Benoit Carignan donne cette définition : «Ce chiffre inclut toutes les dettes qui doivent être inscrites dans les livres de la Ville, y compris celles des gouvernements supérieurs ou celles d’un tiers. Pour reprendre l’exemple du campus de l’UQTR, il faut savoir que le bail qui est de six ans n’assure pas le paiement de toute l’hypothèque qui s’échelonne sur 25 ans. On sait tous que l’Université de Trois-Rivières ne quittera pas Drummondville au terme de ce bail de six ans. Elle va renouveler le bail ou peut-être même racheter le bâtiment. En d’autres termes, la Ville doit inscrire dans ses livres une dette équivalente aux 19/25e du prêt total. C’est le genre de détails qui apparaît dans la dette à long terme. Tout comme, poursuit-il, la subvention gouvernementale qui est accordée à un projet comme la modernisation de la Maison des arts. Le gouvernement confirme une subvention de 8 millions $ mais ne la dépose pas d’un seul coup dans les coffres de la Ville. Il l’échelonne sur 10 ans. C’est comme s’il disait à la Ville de Drummondville : emprunte ce montant à ma place et je te rembourserai à chaque année le capital et les intérêts. Pour le gouvernement, ce prêt ne figure pas dans ses livres».

C’est avec cette somme de 146M$ que la Ville fait des comparaisons avec la dette à long terme de certaines autres villes, dont Shawinigan (208M$), Saint-Jérôme (205M$), Trois-Rivières (338M$) et Granby (74M$).

«C’est sûr, met en contexte M. Carignan, que plus il y a de citoyens, plus la dette est importante dans une ville.
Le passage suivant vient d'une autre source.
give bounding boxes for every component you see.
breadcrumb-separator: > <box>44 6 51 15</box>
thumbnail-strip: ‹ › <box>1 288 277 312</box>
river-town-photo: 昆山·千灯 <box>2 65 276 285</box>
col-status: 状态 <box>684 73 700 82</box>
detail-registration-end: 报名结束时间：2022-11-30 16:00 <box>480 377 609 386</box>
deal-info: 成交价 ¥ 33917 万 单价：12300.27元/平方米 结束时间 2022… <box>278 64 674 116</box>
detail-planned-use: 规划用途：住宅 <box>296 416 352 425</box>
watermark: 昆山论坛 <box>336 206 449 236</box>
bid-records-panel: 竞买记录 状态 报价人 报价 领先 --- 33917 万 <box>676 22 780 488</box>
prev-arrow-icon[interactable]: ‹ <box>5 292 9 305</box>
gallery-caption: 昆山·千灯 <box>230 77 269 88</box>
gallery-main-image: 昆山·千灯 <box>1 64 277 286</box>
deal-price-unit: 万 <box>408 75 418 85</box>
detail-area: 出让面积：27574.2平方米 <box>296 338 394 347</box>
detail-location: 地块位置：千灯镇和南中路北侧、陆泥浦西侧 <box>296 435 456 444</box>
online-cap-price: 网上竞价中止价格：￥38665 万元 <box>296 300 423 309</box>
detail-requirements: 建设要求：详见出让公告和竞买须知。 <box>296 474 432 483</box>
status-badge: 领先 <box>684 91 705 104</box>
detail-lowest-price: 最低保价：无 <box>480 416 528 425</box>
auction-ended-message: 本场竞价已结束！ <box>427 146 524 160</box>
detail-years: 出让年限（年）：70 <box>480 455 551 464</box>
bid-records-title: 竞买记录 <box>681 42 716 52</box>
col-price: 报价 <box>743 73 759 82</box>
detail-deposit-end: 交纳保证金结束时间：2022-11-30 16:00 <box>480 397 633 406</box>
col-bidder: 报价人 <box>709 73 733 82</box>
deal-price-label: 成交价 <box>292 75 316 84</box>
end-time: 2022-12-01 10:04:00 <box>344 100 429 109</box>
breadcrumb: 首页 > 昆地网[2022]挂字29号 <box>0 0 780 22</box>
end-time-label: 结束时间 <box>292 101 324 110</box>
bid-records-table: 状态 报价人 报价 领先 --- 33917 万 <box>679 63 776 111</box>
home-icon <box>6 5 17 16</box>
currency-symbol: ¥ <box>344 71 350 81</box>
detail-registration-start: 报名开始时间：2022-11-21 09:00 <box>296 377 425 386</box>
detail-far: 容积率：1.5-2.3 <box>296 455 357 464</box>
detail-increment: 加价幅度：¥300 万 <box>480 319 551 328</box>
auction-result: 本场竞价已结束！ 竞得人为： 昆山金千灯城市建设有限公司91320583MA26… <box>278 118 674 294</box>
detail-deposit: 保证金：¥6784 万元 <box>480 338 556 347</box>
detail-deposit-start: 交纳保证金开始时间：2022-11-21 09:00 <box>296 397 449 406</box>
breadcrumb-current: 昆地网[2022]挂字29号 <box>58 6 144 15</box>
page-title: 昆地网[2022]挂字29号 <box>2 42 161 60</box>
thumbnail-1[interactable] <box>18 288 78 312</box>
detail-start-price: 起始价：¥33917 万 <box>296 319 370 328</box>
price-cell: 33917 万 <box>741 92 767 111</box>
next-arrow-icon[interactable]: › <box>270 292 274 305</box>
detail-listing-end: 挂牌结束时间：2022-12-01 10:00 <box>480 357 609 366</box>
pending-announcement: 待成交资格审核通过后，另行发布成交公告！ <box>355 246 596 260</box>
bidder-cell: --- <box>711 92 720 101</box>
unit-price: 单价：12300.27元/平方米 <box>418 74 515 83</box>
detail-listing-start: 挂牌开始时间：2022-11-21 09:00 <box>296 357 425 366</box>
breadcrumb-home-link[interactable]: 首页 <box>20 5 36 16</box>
À Drummondville, la dette réelle, qui est de 96,6 millions $, peut paraître grosse aux yeux de certains citoyens, mais elle ne représente pas plus de 25 % sur des actifs évalués à 400 millions $ (bâtiments, machinerie etc). Si on demandait à ces mêmes gens s’ils considèrent qu’une hypothèque de 50 000 $ est satisfaisante sur une maison de 200 000 $, ils répondraient sans doute oui. C’est pourtant le même ratio avec la dette de Drummondville».